1. Which states currently report no MSP asset limits — the snapshot
A December 2024 Medicare Interactive table lists Alabama, Arizona, Connecticut, Delaware, the District of Columbia, Louisiana, Maine, Mississippi, New Mexico, New York, Oregon, and Vermont as jurisdictions that “do not apply asset limits” to MSP eligibility, and that compilation is the clearest single-source roster available in the reporting set [1]. That list is consistent with state-level documentation in at least one case — Oregon’s official site states plainly that there are no asset limits for MSPs in Oregon [2] — and national advocacy and policy organizations cite many of the same jurisdictions as having removed or not applying resource tests [5] [6].

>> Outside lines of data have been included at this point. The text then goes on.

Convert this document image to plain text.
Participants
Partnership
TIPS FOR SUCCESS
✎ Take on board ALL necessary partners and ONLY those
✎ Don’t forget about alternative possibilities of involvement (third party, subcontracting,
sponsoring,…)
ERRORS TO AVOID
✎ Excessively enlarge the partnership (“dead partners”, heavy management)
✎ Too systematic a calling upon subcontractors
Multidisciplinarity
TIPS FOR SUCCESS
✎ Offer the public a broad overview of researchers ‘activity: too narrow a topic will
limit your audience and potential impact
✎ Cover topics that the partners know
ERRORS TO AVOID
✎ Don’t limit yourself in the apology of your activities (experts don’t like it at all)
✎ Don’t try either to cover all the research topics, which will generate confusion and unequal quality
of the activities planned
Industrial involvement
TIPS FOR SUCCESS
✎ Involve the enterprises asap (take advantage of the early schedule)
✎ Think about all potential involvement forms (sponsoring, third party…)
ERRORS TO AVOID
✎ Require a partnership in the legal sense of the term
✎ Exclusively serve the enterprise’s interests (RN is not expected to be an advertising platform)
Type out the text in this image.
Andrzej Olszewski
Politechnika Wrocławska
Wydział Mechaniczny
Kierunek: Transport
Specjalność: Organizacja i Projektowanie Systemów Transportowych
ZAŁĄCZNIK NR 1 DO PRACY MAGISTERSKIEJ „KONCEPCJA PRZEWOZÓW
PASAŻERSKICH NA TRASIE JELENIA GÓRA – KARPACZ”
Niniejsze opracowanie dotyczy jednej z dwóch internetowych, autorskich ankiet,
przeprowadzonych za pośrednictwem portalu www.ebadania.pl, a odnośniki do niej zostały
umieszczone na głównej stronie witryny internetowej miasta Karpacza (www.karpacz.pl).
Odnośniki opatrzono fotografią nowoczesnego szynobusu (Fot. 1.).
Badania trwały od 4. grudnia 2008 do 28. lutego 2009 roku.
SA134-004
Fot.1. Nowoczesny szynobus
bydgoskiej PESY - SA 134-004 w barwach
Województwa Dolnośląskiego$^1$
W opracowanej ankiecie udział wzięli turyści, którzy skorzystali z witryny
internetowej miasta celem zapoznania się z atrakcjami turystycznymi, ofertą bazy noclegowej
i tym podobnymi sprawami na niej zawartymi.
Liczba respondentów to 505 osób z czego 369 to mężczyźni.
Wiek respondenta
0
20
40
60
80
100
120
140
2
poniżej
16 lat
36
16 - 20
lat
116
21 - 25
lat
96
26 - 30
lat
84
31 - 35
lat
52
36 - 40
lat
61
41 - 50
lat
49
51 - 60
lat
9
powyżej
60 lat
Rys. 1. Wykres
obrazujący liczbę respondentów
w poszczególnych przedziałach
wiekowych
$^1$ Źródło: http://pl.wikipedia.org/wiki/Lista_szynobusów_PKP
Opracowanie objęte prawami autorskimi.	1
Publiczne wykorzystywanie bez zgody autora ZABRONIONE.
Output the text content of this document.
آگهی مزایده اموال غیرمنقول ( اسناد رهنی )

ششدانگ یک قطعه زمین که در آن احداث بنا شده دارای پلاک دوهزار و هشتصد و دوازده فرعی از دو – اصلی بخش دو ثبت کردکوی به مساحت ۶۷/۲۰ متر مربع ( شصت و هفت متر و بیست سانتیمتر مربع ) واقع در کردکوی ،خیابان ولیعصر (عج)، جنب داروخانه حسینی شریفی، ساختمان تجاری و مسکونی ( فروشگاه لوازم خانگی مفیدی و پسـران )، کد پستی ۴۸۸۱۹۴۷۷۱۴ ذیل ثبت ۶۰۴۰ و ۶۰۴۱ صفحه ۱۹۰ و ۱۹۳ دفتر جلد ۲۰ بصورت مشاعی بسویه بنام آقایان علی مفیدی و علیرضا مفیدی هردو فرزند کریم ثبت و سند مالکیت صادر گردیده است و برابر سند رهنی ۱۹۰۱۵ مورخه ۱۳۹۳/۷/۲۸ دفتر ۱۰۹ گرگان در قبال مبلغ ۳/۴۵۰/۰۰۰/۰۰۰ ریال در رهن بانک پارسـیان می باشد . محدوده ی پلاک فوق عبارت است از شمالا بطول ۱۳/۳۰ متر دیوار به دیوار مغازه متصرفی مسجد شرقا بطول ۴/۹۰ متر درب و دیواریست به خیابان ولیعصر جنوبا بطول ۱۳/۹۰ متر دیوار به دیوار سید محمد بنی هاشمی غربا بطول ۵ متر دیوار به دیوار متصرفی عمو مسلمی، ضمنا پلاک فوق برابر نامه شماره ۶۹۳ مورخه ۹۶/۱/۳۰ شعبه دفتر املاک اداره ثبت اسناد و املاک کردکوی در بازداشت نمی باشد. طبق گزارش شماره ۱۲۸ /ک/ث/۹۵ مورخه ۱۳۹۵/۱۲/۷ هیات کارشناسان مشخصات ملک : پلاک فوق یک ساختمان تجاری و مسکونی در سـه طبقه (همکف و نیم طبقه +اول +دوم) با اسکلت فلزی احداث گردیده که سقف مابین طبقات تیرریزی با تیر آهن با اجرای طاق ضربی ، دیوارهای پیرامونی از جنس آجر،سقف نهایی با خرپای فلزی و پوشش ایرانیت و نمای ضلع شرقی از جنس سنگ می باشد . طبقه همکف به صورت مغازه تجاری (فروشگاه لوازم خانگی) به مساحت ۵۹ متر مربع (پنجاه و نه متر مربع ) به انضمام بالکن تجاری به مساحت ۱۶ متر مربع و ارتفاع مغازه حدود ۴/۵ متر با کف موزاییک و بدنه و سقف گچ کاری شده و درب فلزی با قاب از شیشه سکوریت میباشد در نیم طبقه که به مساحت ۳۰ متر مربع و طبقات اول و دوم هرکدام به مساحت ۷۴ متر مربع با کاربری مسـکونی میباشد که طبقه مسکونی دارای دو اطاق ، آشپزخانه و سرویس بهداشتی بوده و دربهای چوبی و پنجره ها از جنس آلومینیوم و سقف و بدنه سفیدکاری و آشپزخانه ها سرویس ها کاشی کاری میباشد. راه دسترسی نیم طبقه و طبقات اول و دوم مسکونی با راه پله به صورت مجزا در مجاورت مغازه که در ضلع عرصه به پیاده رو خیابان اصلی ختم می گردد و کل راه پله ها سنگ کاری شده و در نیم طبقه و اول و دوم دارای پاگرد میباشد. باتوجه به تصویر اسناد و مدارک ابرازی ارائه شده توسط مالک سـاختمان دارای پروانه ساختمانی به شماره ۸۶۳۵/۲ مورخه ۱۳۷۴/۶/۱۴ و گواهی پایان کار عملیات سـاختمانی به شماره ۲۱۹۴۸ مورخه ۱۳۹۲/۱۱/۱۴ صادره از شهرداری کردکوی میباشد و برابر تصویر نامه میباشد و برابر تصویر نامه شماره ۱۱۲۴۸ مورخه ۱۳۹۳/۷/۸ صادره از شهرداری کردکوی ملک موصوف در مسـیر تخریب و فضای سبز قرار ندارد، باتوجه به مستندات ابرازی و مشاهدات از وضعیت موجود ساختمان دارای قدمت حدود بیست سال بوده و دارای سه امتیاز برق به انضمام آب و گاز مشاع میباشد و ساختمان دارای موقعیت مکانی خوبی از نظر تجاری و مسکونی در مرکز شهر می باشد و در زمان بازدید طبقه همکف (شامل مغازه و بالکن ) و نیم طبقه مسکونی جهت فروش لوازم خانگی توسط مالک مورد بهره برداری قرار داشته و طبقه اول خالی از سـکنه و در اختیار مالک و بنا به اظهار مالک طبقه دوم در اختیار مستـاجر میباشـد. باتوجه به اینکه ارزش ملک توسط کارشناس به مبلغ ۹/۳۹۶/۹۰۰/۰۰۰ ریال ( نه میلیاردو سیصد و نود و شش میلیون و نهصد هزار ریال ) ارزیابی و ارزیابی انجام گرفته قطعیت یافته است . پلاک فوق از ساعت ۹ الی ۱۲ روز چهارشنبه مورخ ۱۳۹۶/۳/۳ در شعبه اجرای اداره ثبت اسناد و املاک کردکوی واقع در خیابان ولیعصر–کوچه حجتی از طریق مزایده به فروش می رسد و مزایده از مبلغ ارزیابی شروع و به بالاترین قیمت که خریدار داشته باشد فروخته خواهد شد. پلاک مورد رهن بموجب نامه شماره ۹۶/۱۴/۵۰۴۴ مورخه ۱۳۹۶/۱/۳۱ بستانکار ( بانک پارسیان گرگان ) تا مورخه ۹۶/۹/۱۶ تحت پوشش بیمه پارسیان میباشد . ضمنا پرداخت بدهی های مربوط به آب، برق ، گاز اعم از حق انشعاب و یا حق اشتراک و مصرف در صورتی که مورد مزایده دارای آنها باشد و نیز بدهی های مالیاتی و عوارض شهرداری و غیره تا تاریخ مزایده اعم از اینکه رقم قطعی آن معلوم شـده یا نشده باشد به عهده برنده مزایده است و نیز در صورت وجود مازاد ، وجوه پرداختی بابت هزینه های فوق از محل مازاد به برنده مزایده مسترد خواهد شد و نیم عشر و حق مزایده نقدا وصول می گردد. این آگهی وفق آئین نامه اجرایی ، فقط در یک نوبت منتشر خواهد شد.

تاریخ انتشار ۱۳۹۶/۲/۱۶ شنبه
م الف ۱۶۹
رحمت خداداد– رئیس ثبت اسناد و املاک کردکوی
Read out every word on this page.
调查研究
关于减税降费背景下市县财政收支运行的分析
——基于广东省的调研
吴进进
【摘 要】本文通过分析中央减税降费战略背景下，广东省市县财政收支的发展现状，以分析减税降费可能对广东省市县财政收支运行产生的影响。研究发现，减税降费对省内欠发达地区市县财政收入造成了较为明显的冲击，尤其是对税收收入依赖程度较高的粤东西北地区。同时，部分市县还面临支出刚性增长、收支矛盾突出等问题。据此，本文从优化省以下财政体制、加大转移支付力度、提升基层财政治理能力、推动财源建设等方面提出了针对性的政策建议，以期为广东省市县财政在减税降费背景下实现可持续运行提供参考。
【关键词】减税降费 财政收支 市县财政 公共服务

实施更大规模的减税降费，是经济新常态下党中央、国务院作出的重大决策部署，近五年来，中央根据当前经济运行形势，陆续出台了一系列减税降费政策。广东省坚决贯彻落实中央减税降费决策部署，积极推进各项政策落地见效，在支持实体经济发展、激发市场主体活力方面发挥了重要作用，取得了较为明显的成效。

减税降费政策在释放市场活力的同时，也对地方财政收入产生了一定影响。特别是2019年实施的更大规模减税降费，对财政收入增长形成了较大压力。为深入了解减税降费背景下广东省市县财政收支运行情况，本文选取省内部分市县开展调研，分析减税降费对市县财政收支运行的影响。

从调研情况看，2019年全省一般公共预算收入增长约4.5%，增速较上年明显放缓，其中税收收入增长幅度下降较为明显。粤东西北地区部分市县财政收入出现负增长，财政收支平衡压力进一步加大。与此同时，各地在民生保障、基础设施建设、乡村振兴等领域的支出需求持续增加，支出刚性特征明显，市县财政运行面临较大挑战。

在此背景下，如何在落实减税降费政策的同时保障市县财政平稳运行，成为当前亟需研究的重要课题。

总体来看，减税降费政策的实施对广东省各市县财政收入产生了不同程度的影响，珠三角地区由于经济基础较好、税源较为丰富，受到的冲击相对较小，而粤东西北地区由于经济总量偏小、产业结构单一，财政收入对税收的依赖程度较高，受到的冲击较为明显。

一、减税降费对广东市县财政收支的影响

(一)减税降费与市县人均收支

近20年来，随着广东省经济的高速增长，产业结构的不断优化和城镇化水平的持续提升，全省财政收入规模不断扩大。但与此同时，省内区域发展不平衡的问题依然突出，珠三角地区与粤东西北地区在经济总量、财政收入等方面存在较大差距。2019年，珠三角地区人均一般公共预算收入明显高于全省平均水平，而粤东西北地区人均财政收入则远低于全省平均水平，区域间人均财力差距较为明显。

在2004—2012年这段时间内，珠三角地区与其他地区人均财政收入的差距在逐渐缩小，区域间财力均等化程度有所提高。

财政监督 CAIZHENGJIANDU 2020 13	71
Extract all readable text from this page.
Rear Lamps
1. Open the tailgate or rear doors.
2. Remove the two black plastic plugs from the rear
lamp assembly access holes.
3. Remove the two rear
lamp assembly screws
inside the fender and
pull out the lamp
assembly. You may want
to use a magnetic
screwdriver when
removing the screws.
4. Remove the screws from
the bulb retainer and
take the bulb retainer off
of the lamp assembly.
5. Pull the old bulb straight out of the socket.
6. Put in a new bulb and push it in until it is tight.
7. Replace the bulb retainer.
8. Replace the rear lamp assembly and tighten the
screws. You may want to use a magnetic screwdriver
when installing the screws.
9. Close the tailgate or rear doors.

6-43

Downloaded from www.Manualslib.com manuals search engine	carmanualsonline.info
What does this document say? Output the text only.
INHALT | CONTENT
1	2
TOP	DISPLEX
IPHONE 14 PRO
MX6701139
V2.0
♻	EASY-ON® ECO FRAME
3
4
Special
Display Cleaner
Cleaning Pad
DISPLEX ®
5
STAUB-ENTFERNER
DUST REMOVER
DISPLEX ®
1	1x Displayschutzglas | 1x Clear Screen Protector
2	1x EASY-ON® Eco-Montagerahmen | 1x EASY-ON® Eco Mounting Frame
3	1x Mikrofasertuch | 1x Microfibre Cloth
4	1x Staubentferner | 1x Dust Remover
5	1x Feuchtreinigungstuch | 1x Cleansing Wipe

2. How federal rules set the floor and states set their own ceilings
Federal MSP rules establish minimum income and resource standards for the Qualified Medicare Beneficiary (QMB), Specified Low-Income Medicare Beneficiary (SLMB) and Qualifying Individual (QI) programs, but states are allowed to be more generous — by raising income thresholds, changing what counts as an excluded resource, or eliminating resource limits entirely — which is why state policies diverge [3] [4]. Advocacy groups and fact sheets make the legal logic explicit: states can expand eligibility beyond federal minima, and several have used that authority to drop or widen asset tests [5] [6].
3. The arc over time — gradual loosening and a scattered geography
Policy reporting and advocacy briefs show a clear trajectory: over the 2010s and early 2020s a steady trickle of states loosened MSP limits — for example, Louisiana eliminated its MSP asset test in 2019 and Massachusetts, Maine, Connecticut and New York are among states singled out by advocates for removing asset screens or increasing income or resource thresholds [7] [5]. AARP’s 2022 summary reported that roughly ten states plus DC had adopted no asset limit as of that time, illustrating that the expansion is multi-year and incremental rather than sudden [8]. Older policy briefs document earlier variation and show that state discretion over income and asset rules has been exercised for decades [9].
4. Why the change matters — enrollment, equity, and state budgets
Advocates argue eliminating asset limits boosts enrollment, reduces administrative burden, and can improve equity because many older adults have modest savings that otherwise disqualify them; research and state reports suggest both increased take-up and administrative savings when asset tests are removed [7] [6]. Policymakers cite tradeoffs: broader eligibility can raise program costs but may also reduce uncompensated care and improve preventive access, a rationale state legislatures and governors have used in several campaigns to expand MSP eligibility [5] [7].
5. Limits of available reporting and where to verify
Public sources compiled here provide clear lists and examples but are not a real-time authoritative registry; the Medicare Interactive compilation (Dec 2024) and state pages like Oregon’s give the best available snapshots in this reporting set, while advocacy groups (Medicare Rights Center, Medicare Rights/Medicare Advocacy) and AARP document recent policy changes and trends [1] [2] [5] [8]. Because states continue to change rules, verification with a state Medicaid agency or the state’s MSP guidance is necessary for the most current, case-specific determination — the sources used do not guarantee up‑to‑the‑minute status beyond their publication dates [1] [2] [8].